Nitrogen emissions could sink plant diversity in species hotspots
Rhett A. Butler, mongabay.com
April 11, 2006
Rising nitrogen emissions from human activities — such as fossil fuel burning and livestock farming — may soon threaten plant species in some of the world’s most biodiverse places according to researchers at the Universities of Sheffield and York.
Using computer modelling, a team led by Gareth Phoenix of the Department of Animal and Plant Sciences at the University of Sheffield, found that in the mid-1990s, the average amount of nitrogen deposited on the planet’s 34 biodiversity hotspots identified by Conservation International was more than 50 per cent higher than the global average. The researchers say that nitrogen deposition could more than double by 2050 should nitrogen emissions continue as anticipated.
Nitrogen gas is released into the atmosphere by fossil fuel combustion and returns to Earth in rainfall. Nitrogen deposition has been shown to damage plants by altering the nutrient content of the soil.
While nitrogen emissions from industrialized countries are stabilizing, emissions from developing countries climbing.
“Until recently, scientists have focused on the threat of atmospheric nitrogen deposition in Europe and North America — partially since these were the first areas of the world to receive high levels of this pollutant. However, our work shows that atmospheric nitrogen deposition is becoming a global threat, ” said Dr Gareth Phoenix in a statement.

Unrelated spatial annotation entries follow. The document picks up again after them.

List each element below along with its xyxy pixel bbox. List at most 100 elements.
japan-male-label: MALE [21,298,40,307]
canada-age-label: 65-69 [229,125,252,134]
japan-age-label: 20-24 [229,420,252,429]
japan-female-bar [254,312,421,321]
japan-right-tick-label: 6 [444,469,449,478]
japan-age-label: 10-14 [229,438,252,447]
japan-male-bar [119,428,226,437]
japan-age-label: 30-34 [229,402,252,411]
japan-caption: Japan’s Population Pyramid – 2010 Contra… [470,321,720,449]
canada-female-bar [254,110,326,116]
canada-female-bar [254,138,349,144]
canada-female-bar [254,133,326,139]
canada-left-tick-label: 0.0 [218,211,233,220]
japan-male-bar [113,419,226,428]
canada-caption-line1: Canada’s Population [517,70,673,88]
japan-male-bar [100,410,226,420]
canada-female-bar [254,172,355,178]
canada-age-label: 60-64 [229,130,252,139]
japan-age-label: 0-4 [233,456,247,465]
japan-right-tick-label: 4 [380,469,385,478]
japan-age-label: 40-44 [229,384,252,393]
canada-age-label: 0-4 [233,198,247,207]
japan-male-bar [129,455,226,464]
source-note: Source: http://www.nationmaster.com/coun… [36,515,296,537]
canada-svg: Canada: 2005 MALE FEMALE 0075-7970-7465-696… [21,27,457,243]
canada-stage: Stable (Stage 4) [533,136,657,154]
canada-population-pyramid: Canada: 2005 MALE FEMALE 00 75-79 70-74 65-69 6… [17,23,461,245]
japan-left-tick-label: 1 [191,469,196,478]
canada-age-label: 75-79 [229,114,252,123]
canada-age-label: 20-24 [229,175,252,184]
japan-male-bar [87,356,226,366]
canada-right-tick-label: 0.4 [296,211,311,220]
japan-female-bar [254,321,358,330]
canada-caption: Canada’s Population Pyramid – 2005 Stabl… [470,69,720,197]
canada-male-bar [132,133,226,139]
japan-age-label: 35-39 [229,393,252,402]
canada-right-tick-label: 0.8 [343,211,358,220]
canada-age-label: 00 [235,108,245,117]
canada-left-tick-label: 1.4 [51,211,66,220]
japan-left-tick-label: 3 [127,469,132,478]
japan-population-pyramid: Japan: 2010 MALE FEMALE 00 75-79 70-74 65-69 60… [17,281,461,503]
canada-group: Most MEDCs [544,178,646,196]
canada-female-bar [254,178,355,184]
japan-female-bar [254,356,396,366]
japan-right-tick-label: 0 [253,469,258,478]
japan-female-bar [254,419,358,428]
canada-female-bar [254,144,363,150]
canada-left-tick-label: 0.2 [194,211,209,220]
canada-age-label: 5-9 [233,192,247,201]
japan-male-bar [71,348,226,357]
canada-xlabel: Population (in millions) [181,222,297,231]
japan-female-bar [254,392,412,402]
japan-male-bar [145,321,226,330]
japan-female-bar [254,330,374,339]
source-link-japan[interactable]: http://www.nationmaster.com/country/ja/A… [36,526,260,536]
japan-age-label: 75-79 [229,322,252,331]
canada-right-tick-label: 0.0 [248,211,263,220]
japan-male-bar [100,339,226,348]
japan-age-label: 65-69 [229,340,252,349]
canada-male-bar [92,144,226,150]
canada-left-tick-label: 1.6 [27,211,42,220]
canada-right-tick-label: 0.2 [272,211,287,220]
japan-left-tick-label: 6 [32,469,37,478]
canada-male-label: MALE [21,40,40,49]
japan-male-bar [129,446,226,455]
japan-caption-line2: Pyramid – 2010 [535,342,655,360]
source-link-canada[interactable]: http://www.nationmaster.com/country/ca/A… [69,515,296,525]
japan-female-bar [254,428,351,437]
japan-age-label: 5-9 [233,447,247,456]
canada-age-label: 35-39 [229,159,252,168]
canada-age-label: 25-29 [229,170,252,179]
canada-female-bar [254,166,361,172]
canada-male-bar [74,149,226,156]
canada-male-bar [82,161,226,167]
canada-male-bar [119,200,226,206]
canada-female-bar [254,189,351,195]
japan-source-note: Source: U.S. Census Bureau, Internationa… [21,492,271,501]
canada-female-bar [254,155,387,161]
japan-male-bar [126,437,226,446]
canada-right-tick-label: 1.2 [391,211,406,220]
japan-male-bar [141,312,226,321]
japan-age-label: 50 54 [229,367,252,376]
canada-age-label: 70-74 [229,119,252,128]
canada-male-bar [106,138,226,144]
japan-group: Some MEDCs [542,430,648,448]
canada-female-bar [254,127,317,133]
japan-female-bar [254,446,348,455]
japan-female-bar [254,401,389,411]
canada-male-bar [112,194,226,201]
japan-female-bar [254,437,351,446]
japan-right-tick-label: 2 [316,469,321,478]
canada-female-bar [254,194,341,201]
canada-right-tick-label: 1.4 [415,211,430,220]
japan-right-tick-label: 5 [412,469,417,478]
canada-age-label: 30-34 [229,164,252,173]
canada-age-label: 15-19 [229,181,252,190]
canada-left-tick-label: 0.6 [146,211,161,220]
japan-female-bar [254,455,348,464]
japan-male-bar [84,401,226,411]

Dr Kevin Hicks, at the Stockholm Environment Institute at the University of York, says that high levels of atmospheric nitrogen deposition in areas of with high plant diversity could significantly increase the threat to plant biodiversity over the next 50 years.
“Scientists know very little about the sensitivity of the hotspot ecosystems to nitrogen deposition, so accurate estimates of the amount of likely species loss are not possible,” said Hicks. “Understanding the impacts of [Nitrogen] deposition in hotspots is, therefore, a priority for future research.”
The paper, “Atmospheric nitrogen deposition in world biodiversity hotspots: the need for a greater global perspective in assessing N deposition impacts” is published in the March 2006 issue of Global Change Biology [12, 470—476]
This article is based on press materials from the University of Sheffield.